L’Office fédéral des assurances sociales met en garde
Ce problème est également souligné par l’Office fédéral des assurances sociales (OFAS) dans un rapport aux parlementaires. Il est vrai que les quelques 1000 caisses de pension en Suisse disposent de 16,5 milliards de francs de réserves. Toutefois, pour les quelque 200 caisses liées à la LPP, dont les prestations dépassent à peine les exigences minimales légales, ce chiffre ne dépasse guère un milliard. Sur ce montant, seuls 600 à 900 millions de francs pourraient probablement être utilisés à des fins de compensation.

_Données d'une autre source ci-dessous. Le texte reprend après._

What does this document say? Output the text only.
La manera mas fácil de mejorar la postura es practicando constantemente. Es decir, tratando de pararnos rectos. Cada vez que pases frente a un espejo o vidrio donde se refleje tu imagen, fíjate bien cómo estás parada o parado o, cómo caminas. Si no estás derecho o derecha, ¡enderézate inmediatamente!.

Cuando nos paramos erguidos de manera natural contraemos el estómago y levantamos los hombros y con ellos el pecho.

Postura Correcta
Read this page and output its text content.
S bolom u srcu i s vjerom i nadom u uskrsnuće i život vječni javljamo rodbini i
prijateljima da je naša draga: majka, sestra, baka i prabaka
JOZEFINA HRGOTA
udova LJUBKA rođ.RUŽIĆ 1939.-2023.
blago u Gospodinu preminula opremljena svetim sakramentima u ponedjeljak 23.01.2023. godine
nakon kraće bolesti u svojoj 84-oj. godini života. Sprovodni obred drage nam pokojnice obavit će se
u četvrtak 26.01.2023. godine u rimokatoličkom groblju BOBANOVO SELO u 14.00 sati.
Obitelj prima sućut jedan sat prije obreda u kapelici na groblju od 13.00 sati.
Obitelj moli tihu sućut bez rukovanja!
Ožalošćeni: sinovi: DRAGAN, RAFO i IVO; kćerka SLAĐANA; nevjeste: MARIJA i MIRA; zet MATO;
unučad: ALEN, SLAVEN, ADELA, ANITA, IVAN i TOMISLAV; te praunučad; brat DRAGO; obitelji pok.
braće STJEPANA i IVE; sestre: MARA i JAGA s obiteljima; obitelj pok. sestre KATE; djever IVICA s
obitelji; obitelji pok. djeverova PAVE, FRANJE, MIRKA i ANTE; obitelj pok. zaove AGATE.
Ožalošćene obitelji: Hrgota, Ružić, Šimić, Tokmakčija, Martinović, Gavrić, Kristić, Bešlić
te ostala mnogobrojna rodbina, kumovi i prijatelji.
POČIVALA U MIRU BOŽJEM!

L'autre problème, selon l'OFAS, c'est que ce système basé sur les réserves des caisses sera difficile à mettre en place dans les branches à faible valeur ajoutée et à bas salaires, si les caisses d'assurances ne se montrent pas solidaire. L'Office prévient: «Cela pourrait faire peser une charge financière supplémentaire sur les employeurs concernés et leurs employés, voire fragiliser la situation financière de leurs fonds de pension.»
Asip défend l’idée
Hanspeter Konrad, directeur de l’Asip, rétorque: «Le grand avantage du modèle de mise à disposition est qu’il coûte deux fois moins cher que le modèle du Conseil fédéral.» Les dispositions sont là, dit-il. Le directeur continue: «La redistribution est effectivement réduite au lieu d’être massivement étendue aux dépens des jeunes.»
Le choix de la commission du Conseil national reste ouvert. Une décision finale sur la question de la compensation ne sera probablement pas prise avant la rentrée.